The interim period of the Companies (Miscellaneous Provisions) (Covid-19) Act 2020, which makes temporary amendments to the Companies Act 2014 and the Industrial and Provident Societies Act 1893 to address issues arising as a result of the pandemic, has been extended to 30 April 2022.
As well as allowing 240,000 companies and 950 industrial and provident societies to hold their AGMs and general meetings online, the law increases the period of examinership to 150 days and increases the threshold at which a company is deemed unable to pay its debts to €50,000.
However, lawyers called on the government to conduct a further review of company legislation “to properly reflect the modern technological realities of today”.
Robert Troy, minister for trade protection, company regulation and digital, said: “The recent resurgence in case numbers highlights the unpredictability of the pandemic and we must be ready to adapt to the evolving nature of the crisis.
“In that context, I believe it is prudent that the measures provided for by the Act should be retained as a contingency measure and as a way of providing certainty and stability for business over the winter/spring months.”
He added: “This government remains responsive to business needs and continues to adapt to the evolving nature of the pandemic.

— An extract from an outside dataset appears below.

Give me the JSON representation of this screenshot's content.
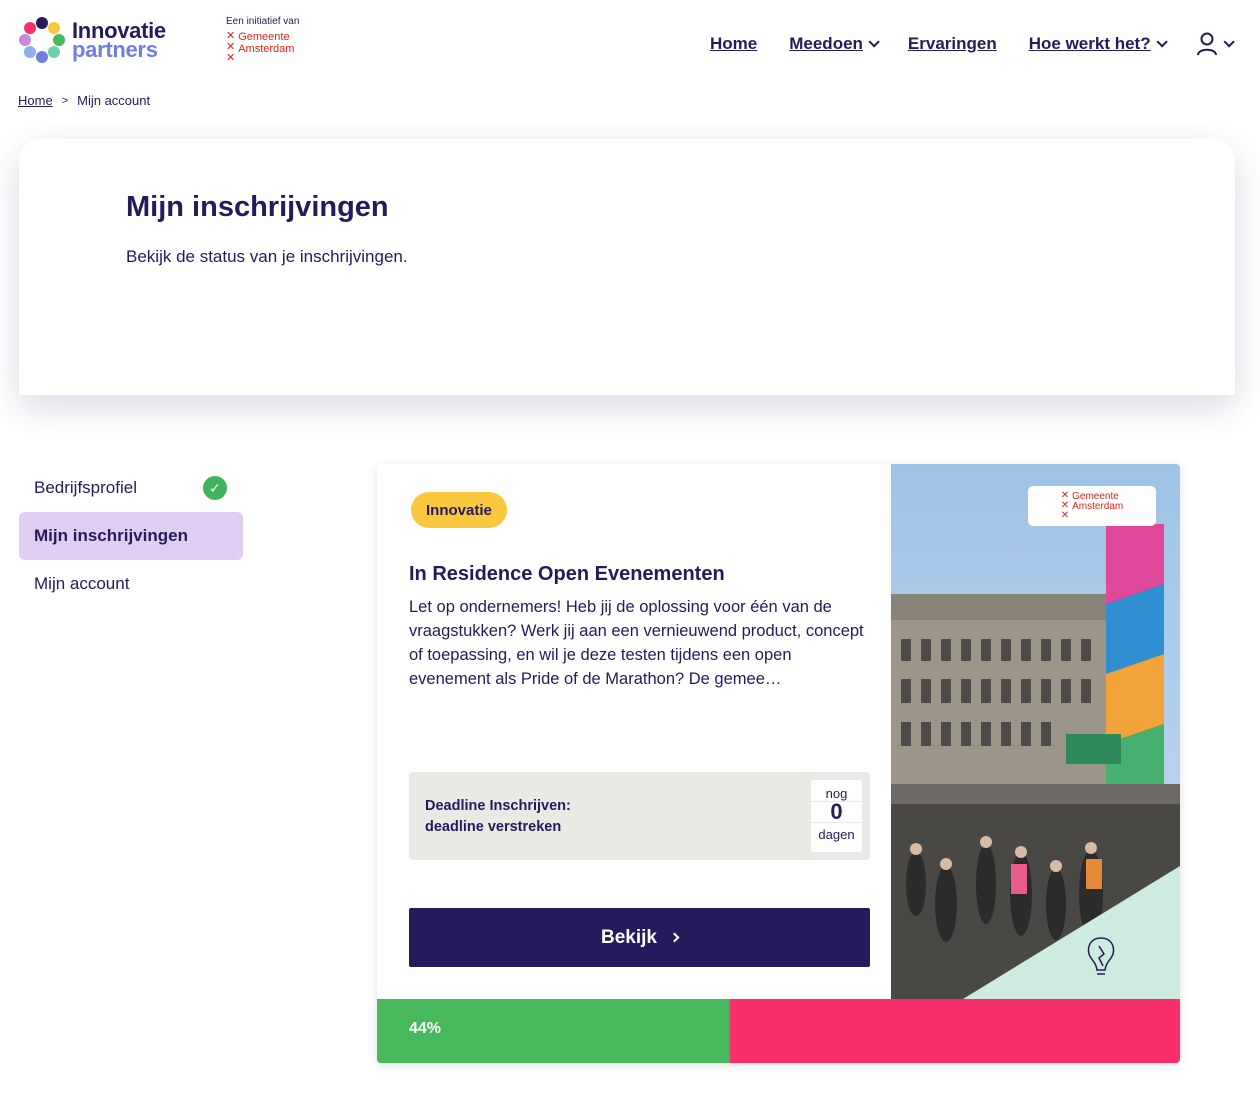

I have prioritised developing regulatory measures to assist businesses, such as the recently commenced small company rescue process and I will continue to review the Companies Acts and make any necessary changes in response to the Covid-19 crisis.”
Liam Boyle, head of company secretarial at global law firm Eversheds Sutherland, said the government’s decision is “a welcome, albeit expected measure in light of the current Covid-19 situation”, but that “further review of company legislation relating to the holding of AGMs is imperative to properly reflect the modern technological realities of today”.
He said: “While shareholder engagement and holding the Board to account are vitally important, especially in public companies, does one really need to turn up to a hotel conference room to have their say?
“Despite the fact that it can certainly be acknowledged that some high-profile companies have taken advantage of the virtual or ‘hybrid’ AGM mechanism – think Grafton Group’s notorious AGM in April 2020 or more recently CRH and Kerry Group – there surely is a way to strike a happy medium.”